For this rally to continue, jobs are going to have to start being created...and fast. Kelly believes job growth should be restored in the first quarter of 2010 if the trend shown above continues down a similar path. He's been generally cautious on the market lately though as he's awaiting a sign that trend will in fact continue.

Smart investors such as Richard Bernstein and Dennis Gartman watch the weekly jobless claims for an even more immediate status report on the job market. The problem is that from week to week that data can vary so you have to look at the trend there as well.

Looking at the correlation of that data to the stock market, these folks agree with Kelly that the belief some have about a magic "jobless recovery" that lifts stocks is just hooey.

Seabreeze Partners' Doug Kass, who nailed the March bottom in the S&P 500, believes that the jobs we are seeing lost may be gone for a long time and while the trend lately has been fewer job losses, that may soon reverse.

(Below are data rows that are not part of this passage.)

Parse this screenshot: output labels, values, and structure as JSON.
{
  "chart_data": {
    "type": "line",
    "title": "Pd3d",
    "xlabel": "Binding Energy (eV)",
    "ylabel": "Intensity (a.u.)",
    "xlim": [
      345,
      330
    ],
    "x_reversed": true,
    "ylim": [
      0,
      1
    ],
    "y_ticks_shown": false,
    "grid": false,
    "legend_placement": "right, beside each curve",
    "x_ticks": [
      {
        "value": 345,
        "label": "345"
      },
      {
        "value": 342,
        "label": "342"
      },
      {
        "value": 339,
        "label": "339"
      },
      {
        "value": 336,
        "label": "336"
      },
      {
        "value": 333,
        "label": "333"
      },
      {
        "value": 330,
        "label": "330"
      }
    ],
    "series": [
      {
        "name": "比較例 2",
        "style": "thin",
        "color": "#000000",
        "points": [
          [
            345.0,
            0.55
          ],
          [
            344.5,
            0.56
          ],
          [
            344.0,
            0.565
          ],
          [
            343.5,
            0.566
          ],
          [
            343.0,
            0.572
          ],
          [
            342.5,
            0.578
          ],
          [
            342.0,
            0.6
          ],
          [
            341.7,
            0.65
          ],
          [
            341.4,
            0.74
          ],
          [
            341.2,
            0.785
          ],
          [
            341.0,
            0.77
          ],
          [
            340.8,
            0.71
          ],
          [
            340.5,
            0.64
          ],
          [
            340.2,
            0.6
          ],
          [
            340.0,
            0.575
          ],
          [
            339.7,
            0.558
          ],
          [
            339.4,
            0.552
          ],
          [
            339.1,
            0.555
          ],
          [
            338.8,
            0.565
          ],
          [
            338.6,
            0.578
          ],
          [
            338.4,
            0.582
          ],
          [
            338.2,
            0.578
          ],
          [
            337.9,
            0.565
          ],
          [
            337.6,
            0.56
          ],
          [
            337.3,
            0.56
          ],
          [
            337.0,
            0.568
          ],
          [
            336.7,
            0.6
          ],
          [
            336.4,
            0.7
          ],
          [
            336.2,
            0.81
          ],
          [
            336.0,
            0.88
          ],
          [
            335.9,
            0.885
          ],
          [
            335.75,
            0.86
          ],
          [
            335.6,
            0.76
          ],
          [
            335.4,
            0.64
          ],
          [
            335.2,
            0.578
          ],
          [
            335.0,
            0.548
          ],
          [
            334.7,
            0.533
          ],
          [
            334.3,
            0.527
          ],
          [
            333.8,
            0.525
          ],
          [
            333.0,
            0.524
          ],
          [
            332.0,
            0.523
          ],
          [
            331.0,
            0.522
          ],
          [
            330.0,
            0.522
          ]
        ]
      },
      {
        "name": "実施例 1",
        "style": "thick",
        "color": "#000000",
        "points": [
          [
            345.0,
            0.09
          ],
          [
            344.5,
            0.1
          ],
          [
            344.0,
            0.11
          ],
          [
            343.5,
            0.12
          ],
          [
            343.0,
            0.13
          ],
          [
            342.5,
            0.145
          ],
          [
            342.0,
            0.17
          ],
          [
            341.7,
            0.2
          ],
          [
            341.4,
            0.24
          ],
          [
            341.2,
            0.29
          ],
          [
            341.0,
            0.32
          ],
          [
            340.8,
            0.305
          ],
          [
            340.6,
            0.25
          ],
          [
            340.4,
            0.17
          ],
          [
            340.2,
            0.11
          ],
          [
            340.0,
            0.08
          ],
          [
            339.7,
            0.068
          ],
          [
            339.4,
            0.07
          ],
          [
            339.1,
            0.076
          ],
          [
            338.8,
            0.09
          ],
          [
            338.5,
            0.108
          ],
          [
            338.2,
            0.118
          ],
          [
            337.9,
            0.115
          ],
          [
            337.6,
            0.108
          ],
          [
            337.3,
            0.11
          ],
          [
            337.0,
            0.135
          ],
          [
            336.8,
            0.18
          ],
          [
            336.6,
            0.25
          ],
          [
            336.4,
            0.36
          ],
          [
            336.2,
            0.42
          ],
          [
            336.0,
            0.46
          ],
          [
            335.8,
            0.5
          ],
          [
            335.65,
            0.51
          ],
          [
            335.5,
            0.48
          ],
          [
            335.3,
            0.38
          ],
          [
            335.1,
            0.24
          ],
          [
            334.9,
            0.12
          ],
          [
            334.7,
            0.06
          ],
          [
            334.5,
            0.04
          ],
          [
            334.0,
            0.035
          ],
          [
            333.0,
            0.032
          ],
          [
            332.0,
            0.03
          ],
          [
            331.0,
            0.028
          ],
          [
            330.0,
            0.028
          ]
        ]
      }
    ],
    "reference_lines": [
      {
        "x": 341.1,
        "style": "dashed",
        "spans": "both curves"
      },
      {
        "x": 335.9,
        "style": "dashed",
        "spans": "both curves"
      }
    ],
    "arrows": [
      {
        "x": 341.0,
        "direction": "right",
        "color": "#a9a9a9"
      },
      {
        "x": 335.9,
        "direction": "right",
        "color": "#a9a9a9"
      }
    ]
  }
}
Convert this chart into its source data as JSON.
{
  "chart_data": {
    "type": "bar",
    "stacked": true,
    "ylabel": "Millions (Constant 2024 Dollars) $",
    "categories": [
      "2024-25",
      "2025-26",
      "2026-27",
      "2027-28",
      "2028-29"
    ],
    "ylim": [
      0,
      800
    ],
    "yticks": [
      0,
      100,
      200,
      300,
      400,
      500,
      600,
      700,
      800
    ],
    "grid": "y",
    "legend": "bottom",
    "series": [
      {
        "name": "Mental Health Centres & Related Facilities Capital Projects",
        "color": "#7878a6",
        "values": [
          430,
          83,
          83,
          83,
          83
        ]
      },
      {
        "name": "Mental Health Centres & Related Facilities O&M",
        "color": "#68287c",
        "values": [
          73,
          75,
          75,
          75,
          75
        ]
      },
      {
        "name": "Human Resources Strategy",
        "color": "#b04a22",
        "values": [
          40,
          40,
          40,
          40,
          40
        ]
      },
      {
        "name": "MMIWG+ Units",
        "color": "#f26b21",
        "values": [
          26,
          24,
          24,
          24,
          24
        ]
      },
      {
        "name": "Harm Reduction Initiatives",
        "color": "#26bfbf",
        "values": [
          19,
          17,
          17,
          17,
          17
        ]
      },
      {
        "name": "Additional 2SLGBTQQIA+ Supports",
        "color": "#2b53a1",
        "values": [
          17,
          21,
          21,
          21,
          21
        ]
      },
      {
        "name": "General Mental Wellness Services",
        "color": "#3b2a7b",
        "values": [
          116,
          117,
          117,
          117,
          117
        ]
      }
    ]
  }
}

"We face a structural rise in unemployment that the markets have not yet accepted," wrote Kass, in his note today. This is not leading him to expect a return to the March lows, but he's taking profits and going short now in anticipation of a sizeable pullback.

The trading lesson here comes best from George Thorogood, if the landlady (the stock market) soon finds out this country "can't find no job", don't keep buying stocks, buy "one bourbon, one scotch and one beer."